Staying at the home of his department head, whom he needs desperately to impress, he gets drunk and sets his bed on fire. In the morning he cuts away the burnt sections of his bedclothes in an attempt to cover his crime. The thought processes behind this strategy owe much to one of literature's great hangovers, during which Jim decides it's best not to move his eyeballs and that "His mouth had been used as a latrine by some small creature of the night, and then as its mausoleum."
He directs his disdain at everything in sight, including his own scholarship, with "its niggling mindlessness, its funereal parade of yawn-enforcing facts, the pseudo-light it threw upon non-problems." He's written a paper, The Economic Influence of the Developments in Shipbuilding Techniques, 1450 to 1485, that he hopes will help him get a job. It's so bad that another scholar plagiarizes it.
Jim's ghastly department head, Professor Neddy Welch ("no other professor in Great Britain set such store by being called Professor"), slowly and relentlessly develops into an unforgettably odious character, all the more effective for the fact that he does nothing evil except make life unbearable for everyone within range of his voice. I can't think of another novel that so enjoyably describes the soul-killing tedium produced by a braying, highly skilled and uninterruptible bore. The human source of this masterpiece was Amis's father-in-law of the time, who, like Neddy, discoursed interminably on madrigal singing, recorder playing, Morris dancing and English "folk culture." Amis hated being around him, considered him an obnoxious pseud, and translated this hatred into high comedy.
Amis and his close friend Philip Larkin (who was the editor and almost a collaborator on Lucky Jim) regarded boredom as a form of malicious aggression when imposed by someone with power -- an attitude that recalls Saul Bellow's remark (inspired by a book about Hitler's conversation) that people become dictators so that others will have to endure their tedious conversation.
Someone else makes Jim's life hell, a neurotic would-be girlfriend and fellow lecturer, Margaret.
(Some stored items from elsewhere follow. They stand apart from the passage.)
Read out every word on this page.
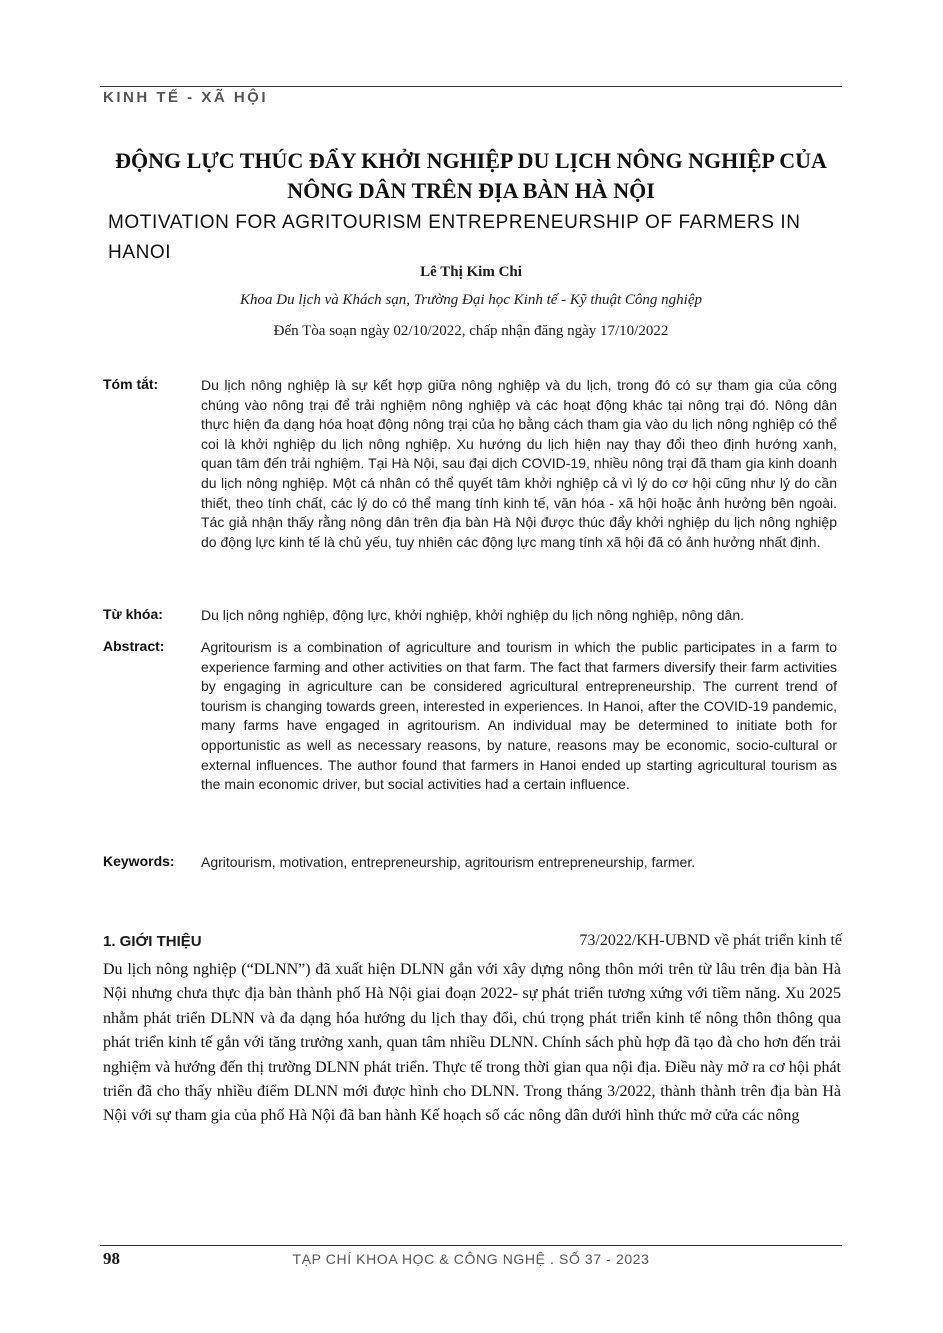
KINH TẾ - XÃ HỘI
ĐỘNG LỰC THÚC ĐẨY KHỞI NGHIỆP DU LỊCH NÔNG NGHIỆP CỦA NÔNG DÂN TRÊN ĐỊA BÀN HÀ NỘI
MOTIVATION FOR AGRITOURISM ENTREPRENEURSHIP OF FARMERS IN HANOI
Lê Thị Kim Chi
Khoa Du lịch và Khách sạn, Trường Đại học Kinh tế - Kỹ thuật Công nghiệp
Đến Tòa soạn ngày 02/10/2022, chấp nhận đăng ngày 17/10/2022
Tóm tắt:	Du lịch nông nghiệp là sự kết hợp giữa nông nghiệp và du lịch, trong đó có sự tham gia của công chúng vào nông trại để trải nghiệm nông nghiệp và các hoạt động khác tại nông trại đó. Nông dân thực hiện đa dạng hóa hoạt động nông trại của họ bằng cách tham gia vào du lịch nông nghiệp có thể coi là khởi nghiệp du lịch nông nghiệp. Xu hướng du lịch hiện nay thay đổi theo định hướng xanh, quan tâm đến trải nghiệm. Tại Hà Nội, sau đại dịch COVID-19, nhiều nông trại đã tham gia kinh doanh du lịch nông nghiệp. Một cá nhân có thể quyết tâm khởi nghiệp cả vì lý do cơ hội cũng như lý do cần thiết, theo tính chất, các lý do có thể mang tính kinh tế, văn hóa - xã hội hoặc ảnh hưởng bên ngoài. Tác giả nhận thấy rằng nông dân trên địa bàn Hà Nội được thúc đẩy khởi nghiệp du lịch nông nghiệp do động lực kinh tế là chủ yếu, tuy nhiên các động lực mang tính xã hội đã có ảnh hưởng nhất định.
Từ khóa:	Du lịch nông nghiệp, động lực, khởi nghiệp, khởi nghiệp du lịch nông nghiệp, nông dân.
Abstract:	Agritourism is a combination of agriculture and tourism in which the public participates in a farm to experience farming and other activities on that farm. The fact that farmers diversify their farm activities by engaging in agriculture can be considered agricultural entrepreneurship. The current trend of tourism is changing towards green, interested in experiences. In Hanoi, after the COVID-19 pandemic, many farms have engaged in agritourism. An individual may be determined to initiate both for opportunistic as well as necessary reasons, by nature, reasons may be economic, socio-cultural or external influences. The author found that farmers in Hanoi ended up starting agricultural tourism as the main economic driver, but social activities had a certain influence.
Keywords: Agritourism, motivation, entrepreneurship, agritourism entrepreneurship, farmer.
1. GIỚI THIỆU	73/2022/KH-UBND về phát triển kinh tế
Du lịch nông nghiệp (“DLNN”) đã xuất hiện DLNN gắn với xây dựng nông thôn mới trên từ lâu trên địa bàn Hà Nội nhưng chưa thực địa bàn thành phố Hà Nội giai đoạn 2022- sự phát triển tương xứng với tiềm năng. Xu 2025 nhằm phát triển DLNN và đa dạng hóa hướng du lịch thay đổi, chú trọng phát triển kinh tế nông thôn thông qua phát triển kinh tế gắn với tăng trưởng xanh, quan tâm nhiều DLNN. Chính sách phù hợp đã tạo đà cho hơn đến trải nghiệm và hướng đến thị trường DLNN phát triển. Thực tế trong thời gian qua nội địa. Điều này mở ra cơ hội phát triển đã cho thấy nhiều điểm DLNN mới được hình cho DLNN. Trong tháng 3/2022, thành thành trên địa bàn Hà Nội với sự tham gia của phố Hà Nội đã ban hành Kế hoạch số các nông dân dưới hình thức mở cửa các nông
98	TẠP CHÍ KHOA HỌC & CÔNG NGHỆ . SỐ 37 - 2023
He sees her as a friend but she has more romantic ideas, and a talent for manipulation. His polite and innocent concern (she's recently attempted suicide after abandonment by another chap) leaves him vulnerable to intimidating conversation, typified by "Do you think we get on well together?" and "How close we seem to be tonight, James" and "All the barriers are down at last aren't they?" Letters and memoirs have made it plain that she was based, with appalling precision, on one of Larkin's girlfriends, about whom Larkin's feelings were ambivalent at best.
In the 1990s, an elderly American critic remarked that Lucky Jim affected people so powerfully that "you remember when you read it, like Pearl Harbor and the death of FDR." Certain novels are like that: They make such an impression that they somehow incorporate a reader's surroundings alongside memories of the book. I remember at most a couple of dozen books like that, Lucky Jim among them.
It was a November afternoon in cold, rain-soaked London in the mid-1950s. Not only had the British Museum lost its charm, I had acquired the flu and felt profoundly sorry for myself. But, lucky me, I had acquired Amis's already famous novel a few days earlier. After I read 20 pages the rain and cold and flu ceased to matter, pushed from consciousness by this amazing comedy. Lying in bed, I laughed aloud, again and again. Last weekend, reading Lucky Jim for the third time, I found myself laughing once more. There are those who call Lucky Jim the funniest book of the last 50 or 60 years, and they'll get no argument from me.